Durch Social Media werden die Aktionen transportiert "Ideen wirken, können begeistern, ja sie fesseln, erzählen eine Geschichte und können dabei viral sein (Mund-propaganda), ambush (nutzt Großereignis parasitär aus) oder ambient (belegt etwa U-Bahn-Haltegriffe)", sagt Dominic Multerer. Fast allen gemein haben die Aktionen, dass sie erst so richtig zum Tragen kommen, wenn man sie über Social Media vermarktet. So werden die Aktionen selbst oder über Beobachter gefilmt oder fotografiert und über You Tube oder Facebook, etc. gestreut. Erst dann ist Guerilla Marketing wirkungsvoll und erhält die entsprechende Resonanz. "Guerilla spart richtig, richtig Geld", sagt dazu Multerer, der aus der Social-Media-Szene kommt und normalerweise dazu Vorträge hält. So erfährt die in den 80 und 90 Jahre aufkommende Marketing-Disziplin „Guerilla“ durch Social Media eine wahre Renaissance.

Plädoyer...

Trotz dieses effizienten Hypes: Klassische Medien und Marketingformen haben nicht ausgedient, Vertreter klassischer Medien und des Marketings brauchen nicht in Hysterie zu verfallen.
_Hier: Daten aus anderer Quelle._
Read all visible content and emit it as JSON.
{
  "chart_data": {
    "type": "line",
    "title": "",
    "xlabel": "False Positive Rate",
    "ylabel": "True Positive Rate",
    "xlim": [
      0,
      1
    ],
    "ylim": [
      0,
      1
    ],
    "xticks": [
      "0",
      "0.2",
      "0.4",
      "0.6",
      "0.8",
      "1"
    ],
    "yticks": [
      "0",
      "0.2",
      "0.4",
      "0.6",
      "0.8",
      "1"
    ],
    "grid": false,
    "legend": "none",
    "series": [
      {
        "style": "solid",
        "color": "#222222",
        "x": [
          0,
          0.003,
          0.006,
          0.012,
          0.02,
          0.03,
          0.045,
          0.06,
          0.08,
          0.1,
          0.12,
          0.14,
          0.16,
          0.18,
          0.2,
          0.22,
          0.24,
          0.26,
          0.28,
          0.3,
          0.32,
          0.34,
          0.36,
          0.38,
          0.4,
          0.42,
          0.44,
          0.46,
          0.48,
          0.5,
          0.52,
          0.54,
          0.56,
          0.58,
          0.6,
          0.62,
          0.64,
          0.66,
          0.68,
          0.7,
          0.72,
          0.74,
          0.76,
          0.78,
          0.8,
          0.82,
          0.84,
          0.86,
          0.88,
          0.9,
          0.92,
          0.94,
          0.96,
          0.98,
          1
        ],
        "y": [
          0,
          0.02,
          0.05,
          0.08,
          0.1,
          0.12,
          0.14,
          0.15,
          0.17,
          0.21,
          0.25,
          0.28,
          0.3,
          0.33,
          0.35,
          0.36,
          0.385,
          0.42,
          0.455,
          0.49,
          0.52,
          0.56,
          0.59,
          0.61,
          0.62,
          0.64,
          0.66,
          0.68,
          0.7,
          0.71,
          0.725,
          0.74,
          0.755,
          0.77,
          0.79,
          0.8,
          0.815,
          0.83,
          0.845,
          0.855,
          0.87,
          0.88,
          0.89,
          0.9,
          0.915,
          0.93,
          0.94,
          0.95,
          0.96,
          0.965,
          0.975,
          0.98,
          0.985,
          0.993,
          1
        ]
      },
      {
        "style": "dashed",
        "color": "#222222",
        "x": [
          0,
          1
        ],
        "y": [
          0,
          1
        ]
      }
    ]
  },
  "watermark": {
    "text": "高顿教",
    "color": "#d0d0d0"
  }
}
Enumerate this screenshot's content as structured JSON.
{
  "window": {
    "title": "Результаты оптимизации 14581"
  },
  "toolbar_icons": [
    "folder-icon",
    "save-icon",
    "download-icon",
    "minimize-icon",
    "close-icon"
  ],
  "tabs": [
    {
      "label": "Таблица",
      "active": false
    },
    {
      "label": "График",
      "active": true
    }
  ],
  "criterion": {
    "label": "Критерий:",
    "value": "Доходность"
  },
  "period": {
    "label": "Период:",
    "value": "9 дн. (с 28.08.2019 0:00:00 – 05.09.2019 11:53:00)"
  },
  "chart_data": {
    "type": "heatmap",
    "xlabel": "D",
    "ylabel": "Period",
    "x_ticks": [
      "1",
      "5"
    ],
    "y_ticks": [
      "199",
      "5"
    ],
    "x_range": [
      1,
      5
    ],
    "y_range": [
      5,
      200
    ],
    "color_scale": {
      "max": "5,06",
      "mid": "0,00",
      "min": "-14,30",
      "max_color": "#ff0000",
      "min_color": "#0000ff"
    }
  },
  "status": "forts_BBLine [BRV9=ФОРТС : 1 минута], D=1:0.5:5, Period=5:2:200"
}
Guerilla Marketing kann ein gutes Add-on im Marketing-Mix sein, wird gängige Marketingformen aber sicher nicht ersetzen. Denn was wäre, wenn eine Guerilla-Aktion vom - meist ja - zufälligen Betrachter nicht wahrgenommen wird oder schlichtweg durchfällt, weil er sie beispielsweise übertrieben, unlustig oder geschmacklos findet? Bei einer Print-Anzeige kann sich der Werbetreibende zumindest der Auflage und der Leserschaft sicher sein, aber auch seiner Kosten fürs Werbebudget. Die Wirkung bleibt schwer zu messen, weshalb noch immer Henry Fords berühmter Spruch gilt. "Fünfzig Prozent sind bei der Werbung rausgeworfen. Man weiß nur nicht, welche Hälfte es ist." Und: "Wer nicht wirbt, der stirbt" - nochmals Henry Ford, und aller guten Dinge sind drei! Es kommt drauf an, was man draus macht!

Lust auf Kreativität...! Dieses Kommunikationsziel hatte Junior Multerer an diesem Abend spielend erreicht, das muß ihm erstmal jemand nachmachen. Venceremos - Guerilleros!.